Der frühere bosnische Serbenführer Radovan Karadzic will einen erneuten Aufschub seines Prozesses vor dem UN-Kriegsverbrechertribunal erreichen. Er werde eine entsprechende Eingabe machen, kündigte Karadzic am Donnerstag in Den Haag an. Allein über den Jahreswechsel habe er weiteres Material über 300.000 Seiten zur Vorbereitung seines Prozesses bekommen. Insgesamt müsse er nun 2,5 Millionen Seiten prüfen. Karadzic beschwerte sich auch über die unzureichenden Telefon- und Internetmöglichkeiten. Zudem erlaube die finanzielle Ausstattung des Haager Tribunals nicht, dass seine Rechtsberater ausreichend arbeiten könnten.
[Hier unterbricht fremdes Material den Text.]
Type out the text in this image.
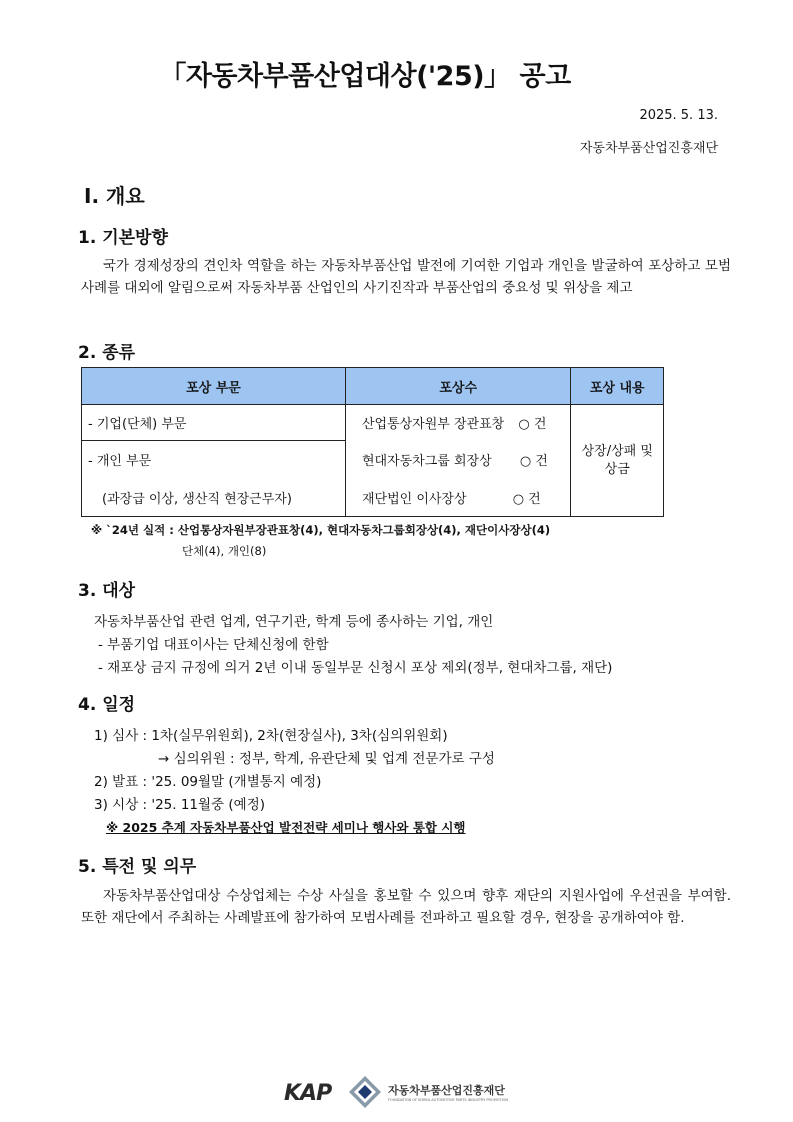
「자동차부품산업대상('25)」 공고
2025. 5. 13.
자동차부품산업진흥재단
Ⅰ. 개요
1. 기본방향
국가 경제성장의 견인차 역할을 하는 자동차부품산업 발전에 기여한 기업과 개인을 발굴하여 포상하고 모범사례를 대외에 알림으로써 자동차부품 산업인의 사기진작과 부품산업의 중요성 및 위상을 제고
2. 종류
포상 부문	포상수	포상 내용
- 기업(단체) 부문	산업통상자원부 장관표창 ○ 건	상장/상패 및 상금
- 개인 부문	현대자동차그룹 회장상 ○ 건	
(과장급 이상, 생산직 현장근무자)	재단법인 이사장상 ○ 건	
※ `24년 실적 : 산업통상자원부장관표창(4), 현대자동차그룹회장상(4), 재단이사장상(4)
단체(4), 개인(8)
3. 대상
자동차부품산업 관련 업계, 연구기관, 학계 등에 종사하는 기업, 개인
- 부품기업 대표이사는 단체신청에 한함
- 재포상 금지 규정에 의거 2년 이내 동일부문 신청시 포상 제외(정부, 현대차그룹, 재단)
4. 일정
1) 심사 : 1차(실무위원회), 2차(현장실사), 3차(심의위원회)
→ 심의위원 : 정부, 학계, 유관단체 및 업계 전문가로 구성
2) 발표 : '25. 09월말 (개별통지 예정)
3) 시상 : '25. 11월중 (예정)
※ 2025 추계 자동차부품산업 발전전략 세미나 행사와 통합 시행
5. 특전 및 의무
자동차부품산업대상 수상업체는 수상 사실을 홍보할 수 있으며 향후 재단의 지원사업에 우선권을 부여함. 또한 재단에서 주최하는 사례발표에 참가하여 모범사례를 전파하고 필요할 경우, 현장을 공개하여야 함.
KAP	자동차부품산업진흥재단
FOUNDATION OF KOREA AUTOMOTIVE PARTS INDUSTRY PROMOTION
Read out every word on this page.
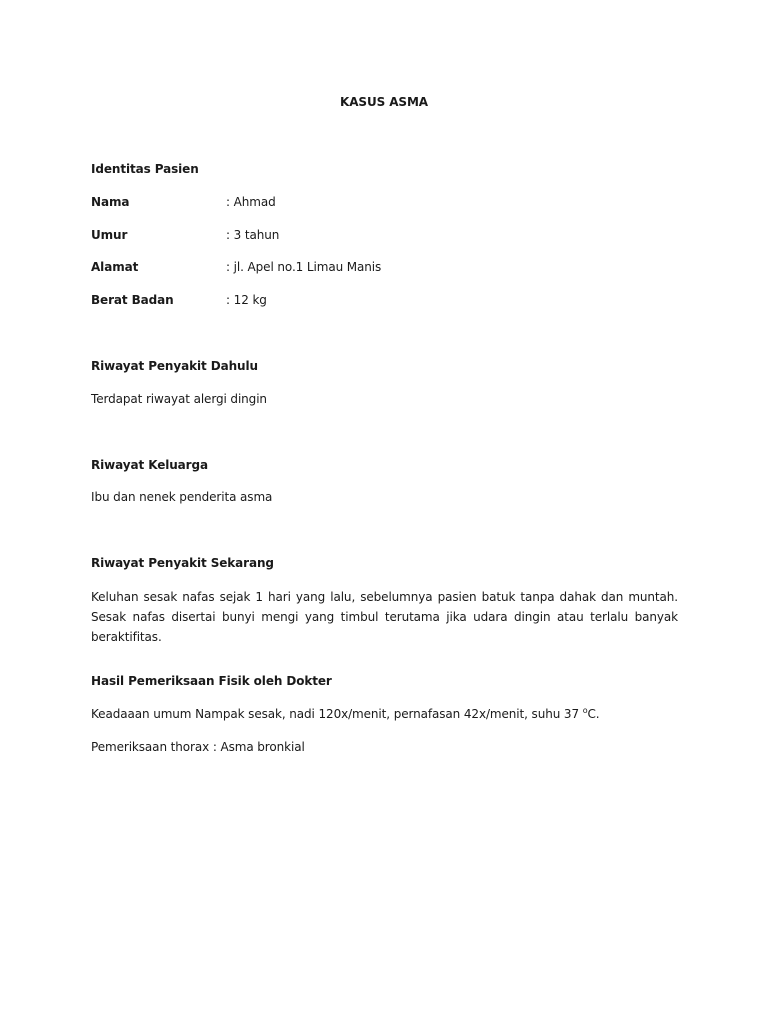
KASUS ASMA
Identitas Pasien
Nama	: Ahmad
Umur	: 3 tahun
Alamat	: jl. Apel no.1 Limau Manis
Berat Badan	: 12 kg
Riwayat Penyakit Dahulu
Terdapat riwayat alergi dingin
Riwayat Keluarga
Ibu dan nenek penderita asma
Riwayat Penyakit Sekarang
Keluhan sesak nafas sejak 1 hari yang lalu, sebelumnya pasien batuk tanpa dahak dan muntah. Sesak nafas disertai bunyi mengi yang timbul terutama jika udara dingin atau terlalu banyak beraktifitas.
Hasil Pemeriksaan Fisik oleh Dokter
Keadaaan umum Nampak sesak, nadi 120x/menit, pernafasan 42x/menit, suhu 37 $^o$C.
Pemeriksaan thorax : Asma bronkial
Die Fortsetzung des Ende Oktober begonnenen Prozesses gegen Karadzic ist für den 1. März angesetzt. Sollte sich das Tribunal gegen einen weiteren Aufschub entscheiden, werde er ab dem 1. März die vorgesehenen vollen zwei Tage für seine Eingangserklärung in Anspruch nehmen, kündigte Karadzic an.
Der 64-Jährige wollte sich ursprünglich selbst verteidigen. Da er den Prozess boykottiert, entschied das Tribunal Anfang November, den Briten Richard Harvey zum Pflichtverteidiger zu berufen. Der Ex-Serbenführer ist wegen Völkermordes, Kriegsverbrechen und Verbrechen gegen die Menschlichkeit im Bosnienkrieg (1992-95) angeklagt. Karadzic war im Juli 2008 nach einem 13 Jahre langen Versteckspiel in Belgrad gefasst worden. Er muss mit einer Verurteilung zu lebenslanger Haft rechnen.